Kennedy and a delegation of Holocaust survivors addressed the House of Representatives' Foreign Affairs subcommittee on Europe, and insisted negotiations for more payments continue. They complained that life insurance and other policies held by Holocaust victims have been ignored by European insurance companies and that compensation for property seized by the Nazis or the communist governments that followed them in Eastern and Central Europe was insufficient.
"With so much loss of life and the horrors of the Holocaust, there can never be adequate compensation to the victims, particularly at this late date," Kennedy said. "Our work surely embodies an effort to obtain 'imperfect justice.' But I am confident the results we achieved could not have been approached, let alone achieved, had the victims and heirs been left to contend with the uncertainties and costs of litigation," he added.
Kennedy said the $8 billion paid so far came from funds established in Germany, Austria, France and Switzerland in a $1.25 billion settlement of class action lawsuits. In addition, he said the International Commission on Holocaust Era Insurance Claims paid out $300 million.
The Holocaust survivors urged the subcommittee to pass a bill, co-sponsored by the panel's chairman, Democratic Rep. Robert Wexler, that would establish an insurance registry in the United States and require insurance companies to report all Holocaust-era policies on their records.
The law quoted unidentified experts as estimating the value in 2006 of unpaid life, annuity, endowment and dowry insurance theft from European Jewry from the Holocaust and its aftermath ranges between $17 billion and $200 billion.
Jack Rubin, a survivor of Auschwitz who now lives in Florida, said the Italian company Assicurazioni Generali has refused to pay his father's insurance. He told the panel he remembers a sign on his father's general store in Vari, Hungary, that said it was insured by Generali Moldovia, a subsidiary of the Italian company. He also remembers the name of his father's insurance agent, a Jew who died with Rubin's parents at Auschwitz. "Survivors are appalled by the treatment we have received," Rubin said. "We survivors were denied access to the truth."

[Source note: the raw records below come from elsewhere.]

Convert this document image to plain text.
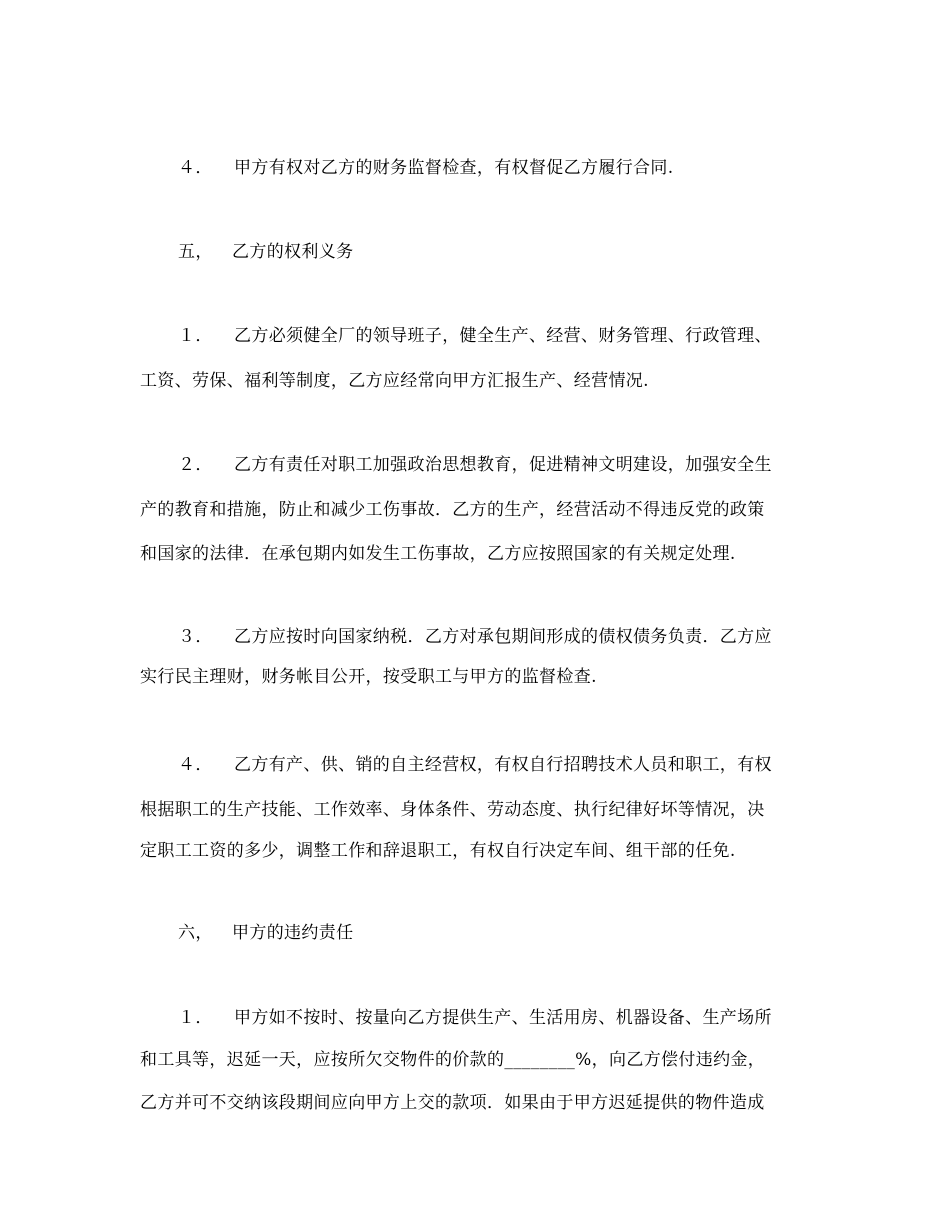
４． 甲方有权对乙方的财务监督检查，有权督促乙方履行合同.
五， 乙方的权利义务
１． 乙方必须健全厂的领导班子，健全生产、经营、财务管理、行政管理、
工资、劳保、福利等制度，乙方应经常向甲方汇报生产、经营情况.
２． 乙方有责任对职工加强政治思想教育，促进精神文明建设，加强安全生
产的教育和措施，防止和减少工伤事故．乙方的生产，经营活动不得违反党的政策
和国家的法律．在承包期内如发生工伤事故，乙方应按照国家的有关规定处理.
３． 乙方应按时向国家纳税．乙方对承包期间形成的债权债务负责．乙方应
实行民主理财，财务帐目公开，按受职工与甲方的监督检查.
４． 乙方有产、供、销的自主经营权，有权自行招聘技术人员和职工，有权
根据职工的生产技能、工作效率、身体条件、劳动态度、执行纪律好坏等情况，决
定职工工资的多少，调整工作和辞退职工，有权自行决定车间、组干部的任免.
六， 甲方的违约责任
１． 甲方如不按时、按量向乙方提供生产、生活用房、机器设备、生产场所
和工具等，迟延一天，应按所欠交物件的价款的________%，向乙方偿付违约金，
乙方并可不交纳该段期间应向甲方上交的款项．如果由于甲方迟延提供的物件造成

Marco Schnabl, a lawyer in New York City who represents Generali's U.S. subsidiary, said "Generali would deny that we have hidden anything that they say we have hidden."
In February, a federal judge in New York approved a settlement involving Holocaust victims, their relatives and Generali, ending a decade-long legal battle by families seeking restitution.
Generali already had paid $135 million to settle previous claims. It agreed to accept new claims until March 31. Lawyers involved in the fight for compensation have been arguing for an extension, contending any new insurance records could bolster some claimants' cases.
On Tuesday, an appeals court ruled that the federal court must wait to settle the case until all known potential class members are notified by mail of the deal.